Uh, maybe because monster death animations make up a small part of the training material (ie. gameplay) so the model has not learned to reproduce them very well?

There cannot be "video compression artifacts" because it hasn’t even seen any compressed video during training, as far as I can see.

Seriously, how is this even a discussion? The article is clear that the novel thing is that this is real-time frame generation conditioned on the previous frame(s) AND player actions. Just generating video would be nothing new.

psb217 · 2024-08-28T21:15:17 1724879717

In a sense, poorly reproducing rare content is a form of compression artifact. Ie, since this content occurs rarely in the training set, it will have less impact on the gradients and thus less impact on the final form of the model. Roughly speaking, the model is allocating fewer bits to this content, by storing less information about this content in its parameters, compared to content which it sees more often during training. I think this isn't too different from certain aspects of images, videos, music, etc., being distorted in different ways based on how a particular codec allocates its available bits.

hypertele-Xii · 2024-08-31T13:10:58 1725109858

I simply cannot take seriously anyone who exclaims that monster death animations are a minor part of Doom. It's literally a game about slaying demons. Gameplay consists almost entirely of explosions and gore, killing monsters IS THE GAME, if you can't even get that correct then what nonsense are we even looking at.

nopakos · 2024-08-28T06:50:32 1724827832

Maybe it's so advanced, it knows the players' next moves, so it is a video!

slashdave · 2024-08-28T18:59:31 1724871571

I guess you are being sarcastic, except this is precisely what it is doing. And it's not hard: player movement is low information and probably not the hardest part of the model.

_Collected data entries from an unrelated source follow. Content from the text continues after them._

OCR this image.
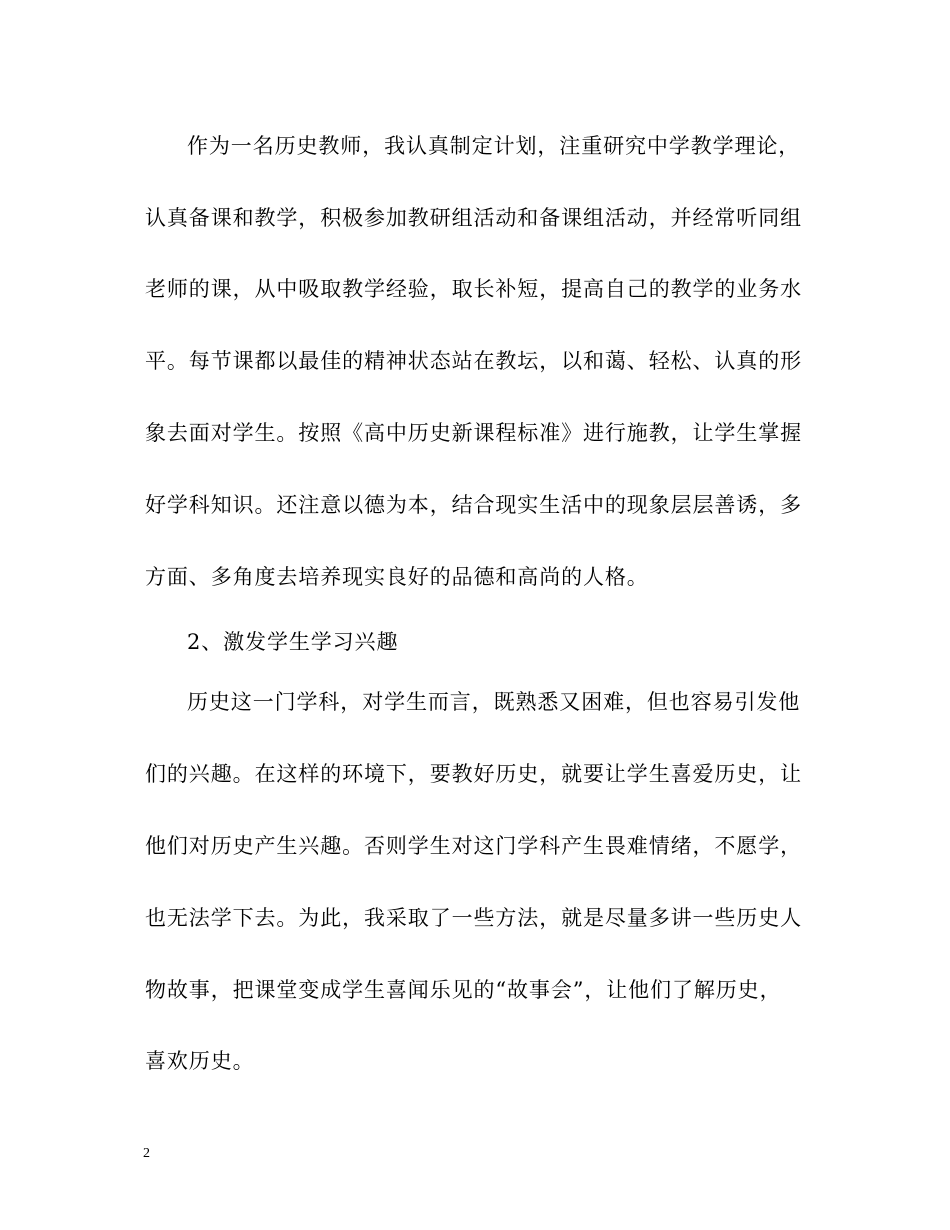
作为一名历史教师，我认真制定计划，注重研究中学教学理论，
认真备课和教学，积极参加教研组活动和备课组活动，并经常听同组
老师的课，从中吸取教学经验，取长补短，提高自己的教学的业务水
平。每节课都以最佳的精神状态站在教坛，以和蔼、轻松、认真的形
象去面对学生。按照《高中历史新课程标准》进行施教，让学生掌握
好学科知识。还注意以德为本，结合现实生活中的现象层层善诱，多
方面、多角度去培养现实良好的品德和高尚的人格。
2、激发学生学习兴趣
历史这一门学科，对学生而言，既熟悉又困难，但也容易引发他
们的兴趣。在这样的环境下，要教好历史，就要让学生喜爱历史，让
他们对历史产生兴趣。否则学生对这门学科产生畏难情绪，不愿学，
也无法学下去。为此，我采取了一些方法，就是尽量多讲一些历史人
物故事，把课堂变成学生喜闻乐见的“故事会”，让他们了解历史，
喜欢历史。
2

raincole · 2024-08-28T05:52:45 1724824365

?

I highly suggest you to read the paper briefly before commenting on the topic. The whole point is that it's not just generating a video.

slashdave · 2024-08-28T15:44:01 1724859841

I did. It is generating a video, using latent information on player actions during the process (which it also predicts). It is not interactive.

Sharlin · 2024-08-29T09:11:42 1724922702

Uff, I guess you’re right. Mea culpa. I misread their diagram to represent inference when it was about training instead. The latter is conditioned on actions, but… how do they generate the actual output frames then? What’s the input? Is it just image-to-image based on the previous frame? The paper doesn’t seem to explain the inference part at all well :(

slashdave · 2024-08-29T18:26:22 1724955982

It should be possible to generate an initial image from Gaussian noise, including the latent information on player position

InDubioProRubio · 2024-08-28T07:42:30 1724830950

Video is also higher resolution, as the pixels flip for the high resolution world by moving through it. Swivelling your head without glasses, even the blurry world contains more information in the curve of pixelchange.

slashdave · 2024-08-28T21:26:18 1724880378

Correct, for the sprites. However, the walls in Doom are texture mapped, and so have the same issue as videos. Interesting, though, because I assume the antialiasing is something approximate, given the extreme demands on CPUs of the era.